Kata yang tepat kah? Aku tidak tahu. Biar penguasa saja yang menjelaskan
bagaimana kata yang tepat. Aku tidak tahu kenapa mereka bersatu jika salah satu
harus sengsara. Apa karma? Atau untuk kebahagian abadi nanti? Angin pun tidak
mau mengungkap rahasia ini.
Tersiarlah kabar, mereka berdua
menjadi orang kaya dadakan. Tanah mereka terjual dengan harga fantastis. Kaum
hawa yang satu ini pun sesenggukan dan jatuh dalam pelukan suami nya serta
berkata “Sudah selesai, sekarang kau bisa berkarya”. Dia berharap semua nya
menjadi lebih baik. Suami nya pun mulai membuka depot sederhana. Pekerjaan
berjalan dengan lancar dan rejeki pun mengalir namun bagaimana dengan sendu
sang wanita? Semakin keruh hati perempuan saleh ini, hancur dan remuk redam
diri nya. Suami nya tidak berubah namun semakin otoriter. Apa pun yang di
lakukan dalam pekerjaan rumah tangga selalu salah. Cacian dan hinaan semakin
menjadi. Mengungkit masa lalu wanita ini yang di bilang tak akan pernah
mendapat jodoh jika bukan karena dia mau. Mengatakan bahwa dia dan keturunan
ibu nya tidak tahu di untung, tidak tahu diri. Cercaan bertubi membuat sang
wanita sedikit demi sedikit kehilangan jiwa nya.
Kosong
k o s o
n
k o
s o
k o s
k o
k
. . . . . . .
Habis air mata nya
Habis suara nya
Yang tersisa hanya kecapan bibir dan
tangan nya yang tak berhenti untuk berdoa kepada Tuhan.

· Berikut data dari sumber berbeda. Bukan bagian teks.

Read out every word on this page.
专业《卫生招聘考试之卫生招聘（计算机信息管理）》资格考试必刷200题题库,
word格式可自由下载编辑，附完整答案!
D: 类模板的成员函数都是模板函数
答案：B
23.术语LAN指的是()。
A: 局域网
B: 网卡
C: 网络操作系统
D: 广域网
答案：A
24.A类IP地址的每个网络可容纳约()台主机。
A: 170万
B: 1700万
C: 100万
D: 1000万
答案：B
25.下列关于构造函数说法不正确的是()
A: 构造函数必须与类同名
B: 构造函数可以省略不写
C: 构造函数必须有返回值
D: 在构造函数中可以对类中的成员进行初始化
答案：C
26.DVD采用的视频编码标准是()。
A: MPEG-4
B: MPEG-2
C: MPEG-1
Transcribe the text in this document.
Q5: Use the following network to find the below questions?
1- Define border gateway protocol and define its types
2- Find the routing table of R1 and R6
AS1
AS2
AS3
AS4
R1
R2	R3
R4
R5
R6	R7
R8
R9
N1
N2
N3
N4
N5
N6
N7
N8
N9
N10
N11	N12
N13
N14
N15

Yang aku dengar, dia ingin menjadi
debu. Entah kenapa harus debu, mungkin itu benda pertama yang di pikirkan.
Satu minggu setelah itu yang aku
dengar sang wanita hilang tanpa jejak.
Mungkin dia sudah menjadi debu seperti
harapan nya? Jika iya, apakah dia dekat dengan ku? Atau sudah kah dia pergi ke
nirwana yang damai dan mendapat pelipur lara di sana? Aku berdoa yang terbaik
untuk istri yang setia ini betapa beruntung nya lelaki ini, lelaki yang telah
menyakiti nya namun masih mendapat cinta yang selalu sama setiap hari, pernah
merasakan apa yang nama nya setia. Mengerti kah anak manusia yang satu ini
tentang nilai sebuah setia dan cinta?